An automation framework can’t help users answer one of the most crucial questions when red-teaming—deciding what kinds of flaws or failures they’re testing for. They’re also inherently limited to certain types of input or interaction. Performing red-teaming with a prompt-based automation framework may address a subset of possible failure states, but it is insufficient for other forms of adversarial testing (for instance, if an attacker finds a way to give a language model inputs that bypass its guardrails entirely).
Human judgment and evaluation still matters.
Automation tools are useful in cases where a red-teaming exercise is clearly scoped and bounded. However, in many cases, categorizing what constitutes a “failure” or a “harm” caused by a model is still deeply subjective—and often uncertain. A team of GRT 2 judges worked nonstop throughout the weekend to manually evaluate each submitted report. Organizations looking to automate their prompt-based AI red-teaming will likely still need to draw on human subject-matter experts based on the use cases they’re testing for.
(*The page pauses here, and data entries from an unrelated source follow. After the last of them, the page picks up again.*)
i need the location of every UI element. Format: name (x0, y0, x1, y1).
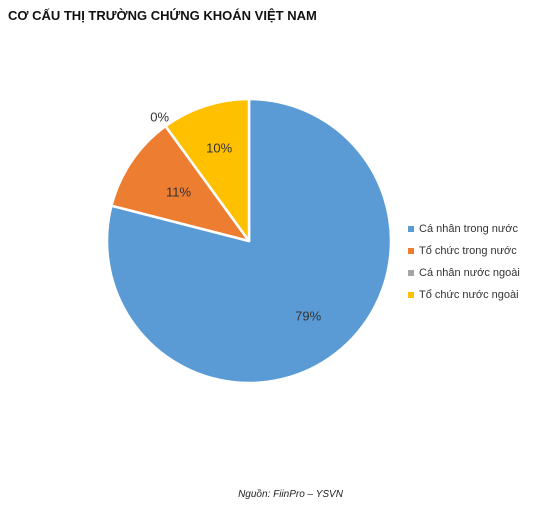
legend-label: Cá nhân trong nước (419, 223, 518, 235)
source-note: Nguồn: FiinPro – YSVN (238, 489, 343, 500)
data-label-3: 0% (150, 110, 169, 125)
data-label-4: 10% (206, 141, 232, 156)
legend-item-3: Cá nhân nước ngoài (408, 262, 520, 284)
data-label-2: 11% (166, 185, 191, 200)
legend-swatch (408, 292, 414, 298)
chart-legend: Cá nhân trong nước Tổ chức trong nước Cá n… (408, 218, 520, 306)
legend-item-4: Tổ chức nước ngoài (408, 284, 520, 306)
legend-swatch (408, 226, 414, 232)
pie-slice-4 (164, 97, 251, 243)
pie-labels: 79% 11% 0% 10% (150, 110, 321, 324)
legend-item-1: Cá nhân trong nước (408, 218, 520, 240)
legend-label: Cá nhân nước ngoài (419, 267, 520, 279)
data-label-1: 79% (295, 309, 321, 324)
legend-swatch (408, 270, 414, 276)
legend-label: Tổ chức trong nước (419, 245, 517, 257)
pie-slice-2 (110, 124, 251, 243)
chart-title: CƠ CẤU THỊ TRƯỜNG CHỨNG KHOÁN VIỆT NAM (8, 8, 317, 23)
legend-label: Tổ chức nước ngoài (419, 289, 519, 301)
pie-slices (105, 97, 393, 385)
legend-item-2: Tổ chức trong nước (408, 240, 520, 262)
legend-swatch (408, 248, 414, 254)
Outstanding questions still remain, including the extent to which this kind of adversarial testing can be effectively automated.
These questions include:
- Is the objective of red-teaming to identify and mitigate some potentially harmful failure state in an AI system? If so, how are those failure states defined?
- What does red-teaming actually measure? What can it measure?
- Are policymakers’ objectives for red-teaming (e.g., mandating red-teaming of certain models) aligned with those of AI developers?
- How should red-teaming be incorporated into broader systems of testing, evaluation, validation, and/or verification?
- To what extent can red-teaming (or a certain subset of red-teaming activities) be automated? What assurances can automated red-teaming provide?
- To what extent is human expertise necessary for red-teaming, and how many resources are necessary to perform it?